Thanks for the quick responses, bcastner that info is quite informative. I don't see anyting I have in place denying the LAN form broadcasting this request. The trust is pretty well set up that all internal (LAN side) requests are permitted through the firewall.

Manarth,
The Source IP address is the IP address of the server (I &quot;X&quot;ed out the numbers). I am trying to figure out if there is a service or something else that would be requesting a lease? I don't understand why the server (which is the DC) would be broadcasting outside the LAN for lease info? Any thoughts on identifying the source (aside from manually checking everything that requires TCP/IP)??
 
You last response leads me to believe the new server is the culprit as you say the IP (192.168.x.x) is that of the new server.

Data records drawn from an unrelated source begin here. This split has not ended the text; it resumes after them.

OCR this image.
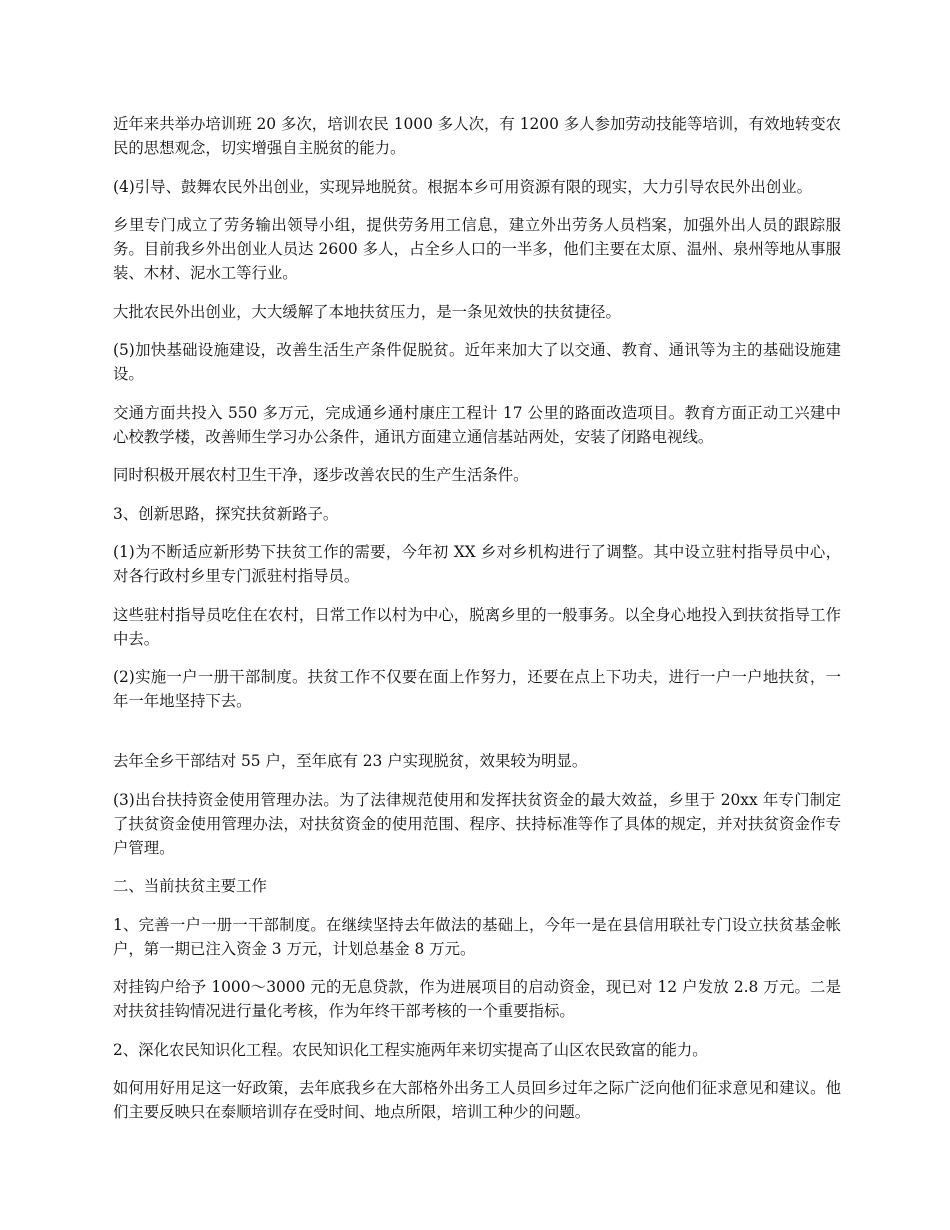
近年来共举办培训班 20 多次，培训农民 1000 多人次，有 1200 多人参加劳动技能等培训，有效地转变农民的思想观念，切实增强自主脱贫的能力。

(4)引导、鼓舞农民外出创业，实现异地脱贫。根据本乡可用资源有限的现实，大力引导农民外出创业。

乡里专门成立了劳务输出领导小组，提供劳务用工信息，建立外出劳务人员档案，加强外出人员的跟踪服务。目前我乡外出创业人员达 2600 多人，占全乡人口的一半多，他们主要在太原、温州、泉州等地从事服装、木材、泥水工等行业。

大批农民外出创业，大大缓解了本地扶贫压力，是一条见效快的扶贫捷径。

(5)加快基础设施建设，改善生活生产条件促脱贫。近年来加大了以交通、教育、通讯等为主的基础设施建设。

交通方面共投入 550 多万元，完成通乡通村康庄工程计 17 公里的路面改造项目。教育方面正动工兴建中心校教学楼，改善师生学习办公条件，通讯方面建立通信基站两处，安装了闭路电视线。

同时积极开展农村卫生干净，逐步改善农民的生产生活条件。

3、创新思路，探究扶贫新路子。

(1)为不断适应新形势下扶贫工作的需要，今年初 XX 乡对乡机构进行了调整。其中设立驻村指导员中心，对各行政村乡里专门派驻村指导员。

这些驻村指导员吃住在农村，日常工作以村为中心，脱离乡里的一般事务。以全身心地投入到扶贫指导工作中去。

(2)实施一户一册干部制度。扶贫工作不仅要在面上作努力，还要在点上下功夫，进行一户一户地扶贫，一年一年地坚持下去。

去年全乡干部结对 55 户，至年底有 23 户实现脱贫，效果较为明显。

(3)出台扶持资金使用管理办法。为了法律规范使用和发挥扶贫资金的最大效益，乡里于 20xx 年专门制定了扶贫资金使用管理办法，对扶贫资金的使用范围、程序、扶持标准等作了具体的规定，并对扶贫资金作专户管理。

二、当前扶贫主要工作

1、完善一户一册一干部制度。在继续坚持去年做法的基础上，今年一是在县信用联社专门设立扶贫基金帐户，第一期已注入资金 3 万元，计划总基金 8 万元。

对挂钩户给予 1000～3000 元的无息贷款，作为进展项目的启动资金，现已对 12 户发放 2.8 万元。二是对扶贫挂钩情况进行量化考核，作为年终干部考核的一个重要指标。

2、深化农民知识化工程。农民知识化工程实施两年来切实提高了山区农民致富的能力。

如何用好用足这一好政策，去年底我乡在大部格外出务工人员回乡过年之际广泛向他们征求意见和建议。他们主要反映只在泰顺培训存在受时间、地点所限，培训工种少的问题。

The log entries started when you brought the server online so that helps build a case against the new server. I would confirm that it is the new server by associating a MAC with the IP in the DHCP broadcast and then checking it against the MAC of the new server. You can get this by doing a traffic capture and catching the DHCP request or by looking in the FDB table in the Sonicwall router (if thats possible, don't know). If you have Network Monitor installed on the new server, you could just capture traffic leaving the server to see what, when, where, why the new server wants a DHCP address. Anyway, if you can confirm the new server is asking for a lease but the IP is statically assigned, I would think the server is mis-configured although I can not think of any senario off hand that would cause this kind of behavior.

Brian
 
A client sends out a request TO a server IP on port 67, the server replies TO port 68.

It looks like it's your server is asking for an IP address renewal (and not receiving one). As the problem began when you added the server, this does make sense.

BTW, it's not trying to get outside the LAN particularly - the destination IP 255.255.255.255 just means broadcast to all IPs. Obviously these broadcasts shouldn't be routed to the internet (traffic overload!) so the firewall is correct to block it.

<marc> i wonder what will happen if i press this...[pc][ul][li]please give feedback on what works / what doesn't[/li][li]need some help? how to get a better answer: faq581-3339[/li][/ul]
 
Thanks again for all of the replies. These were my conclusions as well. Any good tools to monitor this sort of activity? Comstocb you had mentioned Network Monitor (I am assuming NetMon) anyhting else that that would be helpful for resolving these conflicts?

Thanks again for all of your inputs. Does anyone have any thoughts as to what exactly would cause the Server to think it needs a lease, if it already has a static IP? Any rouge services that would be that persistant in try to resolve a lease?